# Non-Homogeneous DQ's

• July 8th 2008, 12:40 PM
ccdelia7
Non-Homogeneous DQ's
Hello, I am having some trouble with these second and third order non-homogeneous dq's.

I can identify a Y compliment, but I freeze up when I have to distinguish the Y particular.

ex 1) Solve:

y'' - y' = 11x + 1

Ycompliment -

(D^2 - D)y = 0
D(D-1)y = 0

Roots: D= 0, 1

Yc = c1 *e^0x + c2 *e^x = 1 + c2 *e^x

Now this is where I get lost... I can ID Yc but not Yp. Please help! Thanks!
• July 8th 2008, 01:40 PM
bobak
For the particular integral try $y = ax^2 + bx$

Bobak
• July 8th 2008, 03:00 PM
ccdelia7
Thanks for the help!

One question, how do you arrive at this solution? If you could explain further, the process, I would greatly appreciate it!

I understand that it's more of a guessing thing, but how should I make the best guess?

Thanks again, Chris
• July 8th 2008, 03:33 PM
bobak
Quote:

Originally Posted by ccdelia7
Thanks for the help!

One question, how do you arrive at this solution? If you could explain further, the process, I would greatly appreciate it!

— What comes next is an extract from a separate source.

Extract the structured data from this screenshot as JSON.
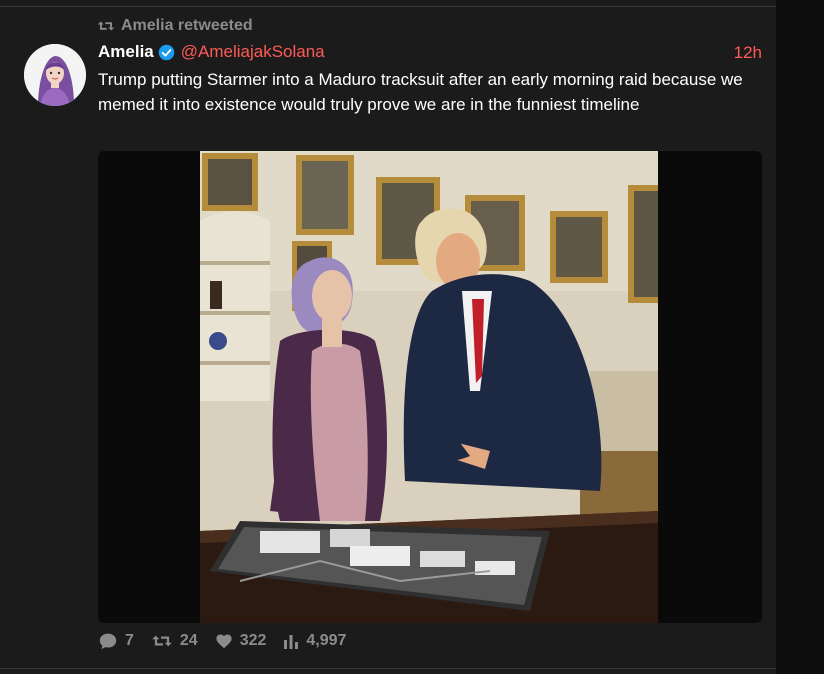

I understand that it's more of a guessing thing, but how should I make the best guess?

Thanks again, Chris

It is not guessing at all. From the differential equation it should be obvious that the particular integral is a polynomial, in which case all you need to determine is the order of the polynomial, Can you explain why such a polynomail for this differential equation must have a zero ceofficient on any terms higher than $x^2$?

Bobak
• July 8th 2008, 05:06 PM
topsquark
Quote:

Originally Posted by bobak
For the particular integral try $y = ax^2 + bx$

Bobak

Actually you can get away with $y = ax^2 + bx + c$

-Dan
• July 8th 2008, 05:10 PM
bobak
Quote:

Originally Posted by topsquark
Actually you can get away with $y = ax^2 + bx + c$

-Dan

No point there is a constant term in the complementary solution.

Bobak